Los puntos clave del acuerdo de la COP29
El acuerdo alcanzado en las conversaciones de la ONU sobre el clima celebradas en Azerbaiyán aumenta el dinero que los emisores históricos ricos aportarán para ayudar a las naciones más pobres en su transición hacia energías más limpias y a adaptarse al calentamiento global.
En virtud de un marco establecido por la ONU en 1992, 23 países desarrollados y la Unión Europea, históricamente responsables de la mayor parte de las emisiones que calientan el planeta, están obligados a contribuir a la financiación de la lucha contra el cambio climático.
El acuerdo de Bakú eleva la cantidad de dinero que los países desarrollados deben aportar hasta al menos 300.000 millones de dólares anuales para 2035.
La cifra es superior a los 100.000 millones de dólares que exige actualmente un acuerdo vigente hasta el año que viene.
Pero está muy por debajo de los 500.000 millones de dólares que algunos países en desarrollo habían exigido en las tensas negociaciones de Bakú.
A su vez, el pacto establece que el dinero procederá directamente de una “amplia variedad de fuentes”, incluidos los presupuestos gubernamentales, las inversiones del sector privado y otras fuentes de financiación.
También cita “fuentes alternativas”, una referencia a los posibles impuestos mundiales que se están debatiendo sobre las industrias aeronáutica y marítima, y las grandes fortunas.

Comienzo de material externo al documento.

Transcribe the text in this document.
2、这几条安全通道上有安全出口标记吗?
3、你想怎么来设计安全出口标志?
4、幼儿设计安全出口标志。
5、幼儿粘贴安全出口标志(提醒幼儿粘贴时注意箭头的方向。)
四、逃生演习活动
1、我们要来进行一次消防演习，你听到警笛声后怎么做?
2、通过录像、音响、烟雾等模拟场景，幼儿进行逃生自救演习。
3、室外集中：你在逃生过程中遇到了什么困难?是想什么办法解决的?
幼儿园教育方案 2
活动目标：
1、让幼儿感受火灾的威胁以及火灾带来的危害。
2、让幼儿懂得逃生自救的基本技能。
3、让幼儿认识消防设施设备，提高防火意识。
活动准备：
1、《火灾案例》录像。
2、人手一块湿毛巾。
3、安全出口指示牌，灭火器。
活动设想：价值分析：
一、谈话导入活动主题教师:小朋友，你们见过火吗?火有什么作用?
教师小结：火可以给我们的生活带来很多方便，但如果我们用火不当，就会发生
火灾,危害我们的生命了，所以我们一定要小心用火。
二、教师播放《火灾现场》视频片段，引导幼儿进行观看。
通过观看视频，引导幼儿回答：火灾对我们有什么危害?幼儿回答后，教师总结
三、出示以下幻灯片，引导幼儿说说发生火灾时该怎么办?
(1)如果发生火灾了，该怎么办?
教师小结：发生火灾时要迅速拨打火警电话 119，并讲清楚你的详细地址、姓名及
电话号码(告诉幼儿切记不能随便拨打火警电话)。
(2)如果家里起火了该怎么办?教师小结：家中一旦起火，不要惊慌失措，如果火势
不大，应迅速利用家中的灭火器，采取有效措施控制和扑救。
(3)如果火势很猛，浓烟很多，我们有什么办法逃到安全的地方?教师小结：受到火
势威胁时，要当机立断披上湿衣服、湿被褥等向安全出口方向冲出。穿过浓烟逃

La esperanza es que el dinero de los países desarrollados ayude a impulsar la inversión privada para alcanzar el ambicioso objetivo, incluido en el acuerdo, de aportar al menos 1,3 billones de dólares al año en la próxima década.
Esa es la cantidad que los expertos encargados por las Naciones Unidas dijeron que se necesitaba para 2035.
Estados Unidos y la Unión Europea (UE) habían presionado para ampliar la base de donantes e incluir a países que siguen figurando en la lista de países en desarrollo pero que ahora se han enriquecido, como China y Arabia Saudí.
Pero Beijing, la segunda economía mundial y el principal emisor de gases de efecto invernadero, se ha negado rotundamente a cambiar su estatus, al tiempo que ha recordado que ya proporciona ayuda bilateral.
El acuerdo establece que los países desarrollados “tomarán la iniciativa” en la aportación de los 300.000 millones de dólares, lo que implica que otros podrían sumarse.
El texto “anima” a los países en desarrollo a “hacer contribuciones” que seguirán siendo “voluntarias”.